Sunday, August 12. I’d call it the best day of the year so far, and it’s all thanks to K-Mart. Going to K-Mart can be a depressing prospect these days; the proliferation of Wal-Mart in recent years has left the competitor in a bad way. The employees usually seem unhappy, like condemned prisoners hoping for a last minute call from the governor they know in their hearts will never come. Things are often disorganized in the store, with stacks of unshelved merchandise here and there in the aisles. But none of that matters anymore, because K-Mart offered me my salvation.

I was in the store at about 8:30 or so on Sunday night. I don’t even remember what I went in there for because once I saw what I saw it completely consumed my entire being.
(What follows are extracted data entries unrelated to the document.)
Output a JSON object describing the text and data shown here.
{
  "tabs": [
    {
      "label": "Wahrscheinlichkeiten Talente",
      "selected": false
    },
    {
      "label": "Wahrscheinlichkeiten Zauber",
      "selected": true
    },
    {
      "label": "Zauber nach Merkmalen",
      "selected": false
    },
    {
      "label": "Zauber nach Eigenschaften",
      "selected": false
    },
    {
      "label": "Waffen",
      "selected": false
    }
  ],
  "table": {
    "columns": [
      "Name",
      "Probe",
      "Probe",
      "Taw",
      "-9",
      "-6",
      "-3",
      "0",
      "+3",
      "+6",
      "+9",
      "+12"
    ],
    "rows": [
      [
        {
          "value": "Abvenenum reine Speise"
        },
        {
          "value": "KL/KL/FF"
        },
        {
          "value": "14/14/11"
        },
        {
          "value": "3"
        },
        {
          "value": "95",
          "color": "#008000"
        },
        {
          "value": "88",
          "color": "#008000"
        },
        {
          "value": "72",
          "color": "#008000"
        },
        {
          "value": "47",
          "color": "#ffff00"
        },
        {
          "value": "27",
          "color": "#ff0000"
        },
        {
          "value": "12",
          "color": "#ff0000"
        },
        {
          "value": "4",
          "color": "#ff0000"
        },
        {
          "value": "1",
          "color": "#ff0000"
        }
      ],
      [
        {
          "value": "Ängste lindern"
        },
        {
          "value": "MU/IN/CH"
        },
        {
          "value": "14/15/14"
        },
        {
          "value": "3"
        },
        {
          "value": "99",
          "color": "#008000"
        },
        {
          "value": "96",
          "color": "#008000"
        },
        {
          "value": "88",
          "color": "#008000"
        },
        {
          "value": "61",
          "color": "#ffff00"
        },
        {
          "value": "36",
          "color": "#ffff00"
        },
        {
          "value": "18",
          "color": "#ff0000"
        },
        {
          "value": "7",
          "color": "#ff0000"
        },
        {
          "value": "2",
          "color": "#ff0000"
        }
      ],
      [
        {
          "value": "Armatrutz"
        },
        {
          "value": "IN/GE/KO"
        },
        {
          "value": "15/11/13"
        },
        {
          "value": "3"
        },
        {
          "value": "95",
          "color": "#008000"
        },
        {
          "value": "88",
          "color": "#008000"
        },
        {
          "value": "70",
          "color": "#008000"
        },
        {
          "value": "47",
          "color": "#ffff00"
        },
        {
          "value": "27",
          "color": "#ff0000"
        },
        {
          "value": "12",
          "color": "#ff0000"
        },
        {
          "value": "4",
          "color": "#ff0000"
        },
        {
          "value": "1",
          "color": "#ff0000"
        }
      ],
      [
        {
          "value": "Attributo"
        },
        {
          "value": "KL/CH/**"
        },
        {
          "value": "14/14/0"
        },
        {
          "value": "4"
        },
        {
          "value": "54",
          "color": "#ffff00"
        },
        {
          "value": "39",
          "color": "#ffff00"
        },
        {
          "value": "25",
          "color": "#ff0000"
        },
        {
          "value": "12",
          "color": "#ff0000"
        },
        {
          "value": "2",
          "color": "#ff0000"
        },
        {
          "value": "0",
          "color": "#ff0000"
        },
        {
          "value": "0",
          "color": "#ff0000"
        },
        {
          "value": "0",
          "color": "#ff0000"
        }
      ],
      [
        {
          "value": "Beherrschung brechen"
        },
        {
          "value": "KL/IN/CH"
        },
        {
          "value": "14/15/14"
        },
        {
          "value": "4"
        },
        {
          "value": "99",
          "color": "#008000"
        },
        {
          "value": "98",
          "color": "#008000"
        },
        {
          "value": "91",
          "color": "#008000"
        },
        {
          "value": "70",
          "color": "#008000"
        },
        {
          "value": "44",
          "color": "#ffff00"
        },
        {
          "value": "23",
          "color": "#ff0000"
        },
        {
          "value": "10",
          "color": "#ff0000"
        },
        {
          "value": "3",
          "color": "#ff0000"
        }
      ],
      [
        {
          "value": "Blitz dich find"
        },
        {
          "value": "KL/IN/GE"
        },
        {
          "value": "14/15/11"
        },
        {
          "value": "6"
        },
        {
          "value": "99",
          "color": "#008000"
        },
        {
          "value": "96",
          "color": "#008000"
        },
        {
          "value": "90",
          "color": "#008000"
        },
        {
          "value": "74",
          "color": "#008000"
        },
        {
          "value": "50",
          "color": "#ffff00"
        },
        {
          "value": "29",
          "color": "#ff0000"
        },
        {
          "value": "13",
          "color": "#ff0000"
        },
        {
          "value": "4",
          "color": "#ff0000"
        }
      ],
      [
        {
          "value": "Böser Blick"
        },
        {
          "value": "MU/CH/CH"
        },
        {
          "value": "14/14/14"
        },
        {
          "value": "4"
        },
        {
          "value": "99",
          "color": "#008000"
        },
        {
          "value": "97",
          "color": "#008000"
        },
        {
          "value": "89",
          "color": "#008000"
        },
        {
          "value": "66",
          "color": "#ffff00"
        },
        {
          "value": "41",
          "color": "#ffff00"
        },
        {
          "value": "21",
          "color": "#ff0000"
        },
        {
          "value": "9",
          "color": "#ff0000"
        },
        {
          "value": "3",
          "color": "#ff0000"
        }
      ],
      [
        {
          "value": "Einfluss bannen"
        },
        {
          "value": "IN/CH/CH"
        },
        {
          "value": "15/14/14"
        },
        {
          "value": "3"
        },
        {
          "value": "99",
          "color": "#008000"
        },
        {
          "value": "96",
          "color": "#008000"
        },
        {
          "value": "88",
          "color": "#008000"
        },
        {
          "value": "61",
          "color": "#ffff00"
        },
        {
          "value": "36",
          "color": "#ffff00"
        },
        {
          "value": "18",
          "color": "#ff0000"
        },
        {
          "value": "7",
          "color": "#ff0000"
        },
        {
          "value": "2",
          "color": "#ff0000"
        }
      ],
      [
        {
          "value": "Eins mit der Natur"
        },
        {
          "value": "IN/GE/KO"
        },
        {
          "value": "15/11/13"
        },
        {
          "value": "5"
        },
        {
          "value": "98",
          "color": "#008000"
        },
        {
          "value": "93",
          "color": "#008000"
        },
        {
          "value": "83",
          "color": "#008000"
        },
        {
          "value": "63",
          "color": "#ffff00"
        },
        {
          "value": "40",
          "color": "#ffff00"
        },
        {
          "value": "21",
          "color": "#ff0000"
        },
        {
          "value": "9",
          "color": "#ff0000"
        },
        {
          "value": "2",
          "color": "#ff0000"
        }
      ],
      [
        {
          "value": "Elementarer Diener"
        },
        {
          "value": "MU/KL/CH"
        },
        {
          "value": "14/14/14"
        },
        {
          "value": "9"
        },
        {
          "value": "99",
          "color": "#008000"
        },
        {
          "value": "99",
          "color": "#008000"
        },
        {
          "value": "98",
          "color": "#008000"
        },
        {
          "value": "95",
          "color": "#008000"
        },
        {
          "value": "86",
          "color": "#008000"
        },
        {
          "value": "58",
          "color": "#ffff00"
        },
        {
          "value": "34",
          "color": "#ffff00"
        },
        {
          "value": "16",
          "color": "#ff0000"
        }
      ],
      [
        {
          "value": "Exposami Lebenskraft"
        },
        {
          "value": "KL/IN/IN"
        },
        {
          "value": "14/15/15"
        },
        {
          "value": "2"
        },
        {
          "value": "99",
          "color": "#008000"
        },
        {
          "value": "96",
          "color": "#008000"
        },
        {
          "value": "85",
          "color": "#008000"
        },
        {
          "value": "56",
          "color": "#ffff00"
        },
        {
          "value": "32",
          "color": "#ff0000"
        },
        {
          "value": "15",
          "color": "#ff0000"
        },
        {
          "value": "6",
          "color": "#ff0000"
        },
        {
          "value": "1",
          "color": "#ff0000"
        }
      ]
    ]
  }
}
While most of the seasonal display section was devoted to that phrase that strikes terror into the heart of every child, the dreaded “Back to School,” tucked carefully away in the middle of it all was one little rack that brought a smile to my face rather than a grimace. It was a rack of candy, all surrounded by pictures of bats and the words “Happy Halloween.”

It was only the twelfth of August, but already there was the beginnings of what I hope will become a huge section devoted to Halloween. It did my heart so good to see it. In the last few years it’s seemed like Halloween has really gotten screwed at the stores, with any display being cripplingly small and being up for hardly any time at all. Usually, the Christmas stuff goes up sometime in mid-October. Much as I love Santa Claus, I don’t need him poking his nose into things that early on, usurping the public’s attention before Dracula even has a chance to curdle your blood.

But perhaps this year things will turn around. If they’re putting up the candy already, maybe K-Mart at least will go all out for the devil’s party. Maybe it won’t be long before every store is black and orange to the core, with screaming pumpkins and animatronic mummies and severed heads on pikes and cardboard coffins filled with gummi body parts as far as the eye can see. Oh dear god, I hope so.